On May 24, 2009, at 10:51 PM, Peter Kasting wrote:
On Sun, May 24, 2009 at 10:08 PM, Maciej Stachowiak <[email protected]>
wrote:
I don't think it should be discounted. It might be helpful to
clarify why you think ifdefs are a bad solution.
Generally they make it more difficult to read the code (which is
what I spend 99% of the time doing) without really making it easier
to find what's in the build (which I only spend 1% of the time doing
anyway). The reason for this latter is because there's a lot of
files that look like they're included but I actually don't care
about, while if you go the "#include foo_bar_gtk.cc" route to handle
port-specific implementations, it can make it harder for your IDE to
determine that foo_bar_gtk.cc is an important file (e.g. by doing
"open foo_bar_gtk.cc" in its command line). (This depends on the
IDE, of course.)
I would prefer to optimize for reading the code for my port, which
generally means as few #ifdefs as possible, and pushing as much
logic into the build system as possible (by including or not
including various files). It implies things like preferring per-
port subclasses to port-specific members in the parent class,
preferring to not include files rather than #ifdef their contents
away... basically, the opposite of all the decisions WebKit looks to
have taken :D
I'll agree that a bunch of #ifdefs in the middle of code can be hard
to read.
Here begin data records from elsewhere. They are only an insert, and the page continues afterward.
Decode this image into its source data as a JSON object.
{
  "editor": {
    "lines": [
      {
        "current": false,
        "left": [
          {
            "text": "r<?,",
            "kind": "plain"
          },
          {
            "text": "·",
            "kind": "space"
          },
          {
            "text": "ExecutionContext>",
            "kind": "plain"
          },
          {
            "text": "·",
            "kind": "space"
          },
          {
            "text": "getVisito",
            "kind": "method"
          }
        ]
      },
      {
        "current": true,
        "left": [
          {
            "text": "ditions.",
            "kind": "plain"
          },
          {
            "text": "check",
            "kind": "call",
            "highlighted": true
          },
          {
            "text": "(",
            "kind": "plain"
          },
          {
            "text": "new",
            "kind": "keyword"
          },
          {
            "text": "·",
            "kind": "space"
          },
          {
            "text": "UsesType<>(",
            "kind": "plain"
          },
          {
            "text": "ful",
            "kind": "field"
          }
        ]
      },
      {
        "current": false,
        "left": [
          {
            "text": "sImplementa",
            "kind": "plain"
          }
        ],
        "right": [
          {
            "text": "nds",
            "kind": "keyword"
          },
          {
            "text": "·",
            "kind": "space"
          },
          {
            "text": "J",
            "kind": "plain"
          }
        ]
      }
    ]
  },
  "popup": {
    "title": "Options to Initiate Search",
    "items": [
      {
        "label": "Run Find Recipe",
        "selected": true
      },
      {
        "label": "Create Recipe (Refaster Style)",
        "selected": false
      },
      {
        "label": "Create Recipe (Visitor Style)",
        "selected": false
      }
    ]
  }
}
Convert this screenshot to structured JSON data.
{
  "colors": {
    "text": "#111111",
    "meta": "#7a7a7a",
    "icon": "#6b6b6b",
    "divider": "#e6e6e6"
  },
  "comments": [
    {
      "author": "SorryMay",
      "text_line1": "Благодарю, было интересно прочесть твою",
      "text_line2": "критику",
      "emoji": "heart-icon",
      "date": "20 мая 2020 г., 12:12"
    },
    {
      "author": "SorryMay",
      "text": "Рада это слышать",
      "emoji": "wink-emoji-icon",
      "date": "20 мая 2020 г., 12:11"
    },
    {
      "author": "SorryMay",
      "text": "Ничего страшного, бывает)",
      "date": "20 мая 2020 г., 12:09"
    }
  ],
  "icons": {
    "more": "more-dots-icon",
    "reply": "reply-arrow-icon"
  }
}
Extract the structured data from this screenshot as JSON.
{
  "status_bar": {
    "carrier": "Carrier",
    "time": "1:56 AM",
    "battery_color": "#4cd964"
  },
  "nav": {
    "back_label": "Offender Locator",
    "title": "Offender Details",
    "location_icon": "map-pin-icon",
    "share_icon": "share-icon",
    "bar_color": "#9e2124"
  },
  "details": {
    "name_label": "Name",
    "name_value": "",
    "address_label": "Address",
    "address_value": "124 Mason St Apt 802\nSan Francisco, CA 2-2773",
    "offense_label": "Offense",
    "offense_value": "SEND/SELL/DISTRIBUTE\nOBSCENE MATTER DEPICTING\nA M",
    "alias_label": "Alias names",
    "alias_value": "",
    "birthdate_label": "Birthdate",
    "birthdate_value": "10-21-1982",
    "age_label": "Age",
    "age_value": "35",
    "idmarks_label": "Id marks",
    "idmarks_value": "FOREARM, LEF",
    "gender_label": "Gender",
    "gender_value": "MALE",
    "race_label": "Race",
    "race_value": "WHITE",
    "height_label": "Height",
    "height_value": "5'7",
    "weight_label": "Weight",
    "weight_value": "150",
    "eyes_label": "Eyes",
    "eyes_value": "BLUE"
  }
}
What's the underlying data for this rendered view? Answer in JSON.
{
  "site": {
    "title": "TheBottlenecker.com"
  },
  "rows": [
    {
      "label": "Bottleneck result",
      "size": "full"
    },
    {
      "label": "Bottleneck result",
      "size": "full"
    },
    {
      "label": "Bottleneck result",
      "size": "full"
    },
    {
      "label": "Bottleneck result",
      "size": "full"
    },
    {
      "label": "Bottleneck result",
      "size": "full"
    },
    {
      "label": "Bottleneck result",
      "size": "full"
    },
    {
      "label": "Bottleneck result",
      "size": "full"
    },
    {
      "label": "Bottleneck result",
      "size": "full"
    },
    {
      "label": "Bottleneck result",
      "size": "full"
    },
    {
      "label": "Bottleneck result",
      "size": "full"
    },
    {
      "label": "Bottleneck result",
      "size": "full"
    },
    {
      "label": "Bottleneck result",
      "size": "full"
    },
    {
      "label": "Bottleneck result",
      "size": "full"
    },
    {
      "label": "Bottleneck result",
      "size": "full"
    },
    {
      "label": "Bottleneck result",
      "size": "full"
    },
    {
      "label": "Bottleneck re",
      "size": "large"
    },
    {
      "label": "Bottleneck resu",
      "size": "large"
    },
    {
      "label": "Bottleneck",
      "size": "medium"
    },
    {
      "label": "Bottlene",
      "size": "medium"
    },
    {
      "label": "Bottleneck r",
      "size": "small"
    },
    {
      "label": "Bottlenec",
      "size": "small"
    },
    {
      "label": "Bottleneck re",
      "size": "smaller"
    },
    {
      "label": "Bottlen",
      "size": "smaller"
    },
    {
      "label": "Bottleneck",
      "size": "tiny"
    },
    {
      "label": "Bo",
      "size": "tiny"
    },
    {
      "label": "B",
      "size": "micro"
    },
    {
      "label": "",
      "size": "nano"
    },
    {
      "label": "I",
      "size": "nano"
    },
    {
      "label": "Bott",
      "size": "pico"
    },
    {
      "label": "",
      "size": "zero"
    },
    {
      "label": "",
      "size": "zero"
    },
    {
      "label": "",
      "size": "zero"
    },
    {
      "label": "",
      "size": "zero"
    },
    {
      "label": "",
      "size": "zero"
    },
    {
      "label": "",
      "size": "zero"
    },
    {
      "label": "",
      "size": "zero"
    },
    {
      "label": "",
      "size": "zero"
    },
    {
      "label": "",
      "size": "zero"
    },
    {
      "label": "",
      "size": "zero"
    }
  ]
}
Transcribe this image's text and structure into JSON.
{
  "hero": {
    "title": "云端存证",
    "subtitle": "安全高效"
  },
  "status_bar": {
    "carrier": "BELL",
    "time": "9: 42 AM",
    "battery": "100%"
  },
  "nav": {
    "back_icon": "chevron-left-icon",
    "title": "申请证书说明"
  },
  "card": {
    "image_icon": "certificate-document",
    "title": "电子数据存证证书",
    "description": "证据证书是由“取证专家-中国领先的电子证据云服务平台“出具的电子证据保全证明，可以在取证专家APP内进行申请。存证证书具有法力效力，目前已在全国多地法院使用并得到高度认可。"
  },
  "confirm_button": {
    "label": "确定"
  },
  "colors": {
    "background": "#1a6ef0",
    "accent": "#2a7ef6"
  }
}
In general though, I'm not sure that optimizing for only
thinking about one port is the right approach. Ideally, we should both
make it easy to work on only port-level stuff, *and* make it practical
for people doing core work with port-specific implications to do what
they need to do. I would even argue we should prioritize ease of core
work over ease of port-specific work, if we should ever face that
tradeoff.
I don't think this is a big deal for most things, and I think the
cases where it is a big deal have been dealt with well when they've
come up in the past (from what I've seen as a third party -- usually
Darin Fisher or someone else on the team is running into them), so
don't take this as a disgruntled complaint against the current
system. It's just my preference.
Now, the thing I _would_ like to change is to switch from pathless
#includes to ones with relative paths -- but that's a totally
different thread.
That I definitely wouldn't like. It would make it much more painful to
move files. What is the benefit? Maybe UI am missing something.